Hot days are occurring 145 times more often over the last 10 years than just a few decades ago. Unique World Heritage Sites are being destroyed by climate change. The latest one, an ancient Gondwana ecosystem in Tazmania, burned down to the ground from fires sparked by dry lightning strikes, a direct result of climate change. A warming planet is also providing a growing range of favorable places for mosquitoes, the bane of mankind, to spread pestilence and disease. Our interconnected world can fast-track their dissemination with the help of a single intercontinental plane flight. At the moment, the Zika virus is grabbing headlines with its explosive expansion. Scientists are on the verge of confirming that it has jumped to the common mosquito and the WHO recently declared it an international health emergency. Microcephaly appears to be just the tip of the iceberg for the fallout of this virus. Normal-appearing newborns are suffering ill effects as well. It is believed that the Zika virus was introduced into Brazil during the World Soccer Cup in 2014 when an influx of tourists visited cities throughout Brazil. The 2016 Olympics in Rio will provide a perfect vehicle for the worldwide distribution of Zika.

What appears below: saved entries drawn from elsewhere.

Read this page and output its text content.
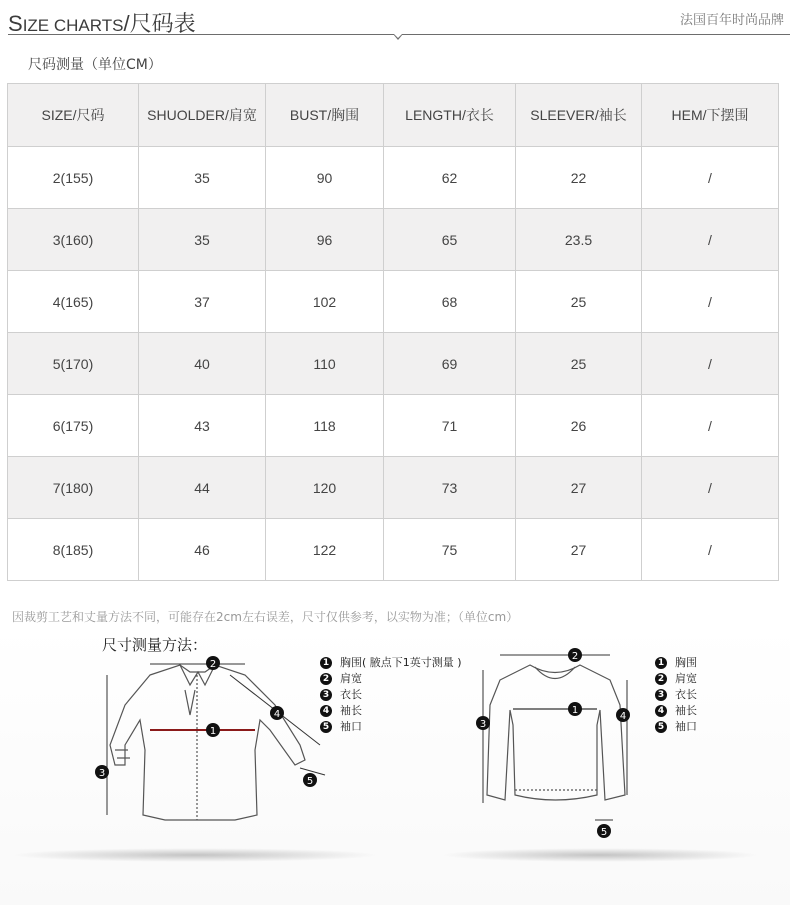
SIZE CHARTS/尺码表	法国百年时尚品牌
尺码测量（单位CM）
SIZE/尺码	SHUOLDER/肩宽	BUST/胸围	LENGTH/衣长	SLEEVER/袖长	HEM/下摆围
2(155)	35	90	62	22	/
3(160)	35	96	65	23.5	/
4(165)	37	102	68	25	/
5(170)	40	110	69	25	/
6(175)	43	118	71	26	/
7(180)	44	120	73	27	/
8(185)	46	122	75	27	/
因裁剪工艺和丈量方法不同，可能存在2cm左右误差，尺寸仅供参考，以实物为准；（单位cm）
尺寸测量方法：
1
2
3
4
5
1 胸围( 腋点下1英寸测量 )
2 肩宽
3 衣长
4 袖长
5 袖口
1
2
3
4
5
1 胸围
2 肩宽
3 衣长
4 袖长
5 袖口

The refugees fleeing from the war-torn Middle East are only a foreshadowing of the mass exodus to come from regions racked by climate chaos. With ethnic, religious, racial and ideological tensions simmering, we can already see the welcome mats being pulled up in host countries. Recent studies have shown a loss of freedoms for citizens and rise in authoritarian governments around the world over the last decade; this trend tracks with our net energy descent, deregulation, rollback of environmental protection, and pursuit of corporate trade agreements. It also follows historic patterns:

“…history tells us that civilizations experiencing dramatic declines in their net energy uptake usually develop authoritarian political systems in an effort to stave off collapse, but then crash and disappear anyway.” ~Eric Zencey

Historically speaking, the elite are last to feel the effects of their hubristic decision-making, insulated as they are in their positions of wealth and power. Modern ideals and virtues of human rights, social justice, and a strong American middle class have all been aberrations of a civilization built atop a surfeit of energy.


The disparity between MSM news and real world problems like climate change, pollution, growing wealth inequality, the unraveling food chain, etc. are breathtaking. Wrecking the biosphere and bringing on a mass extinction leaves no one unscathed or in any position to survive long-term. Secret plans of survival by the “elite” are simply another myth. The wealthy may be buying up tracts of land in remote areas, but they are perhaps more delusional than anyone else because of how their wealth insulates them from hard realities. Without all those just-in-time supply chains operating seamlessly across a stable planet, no one gets out alive.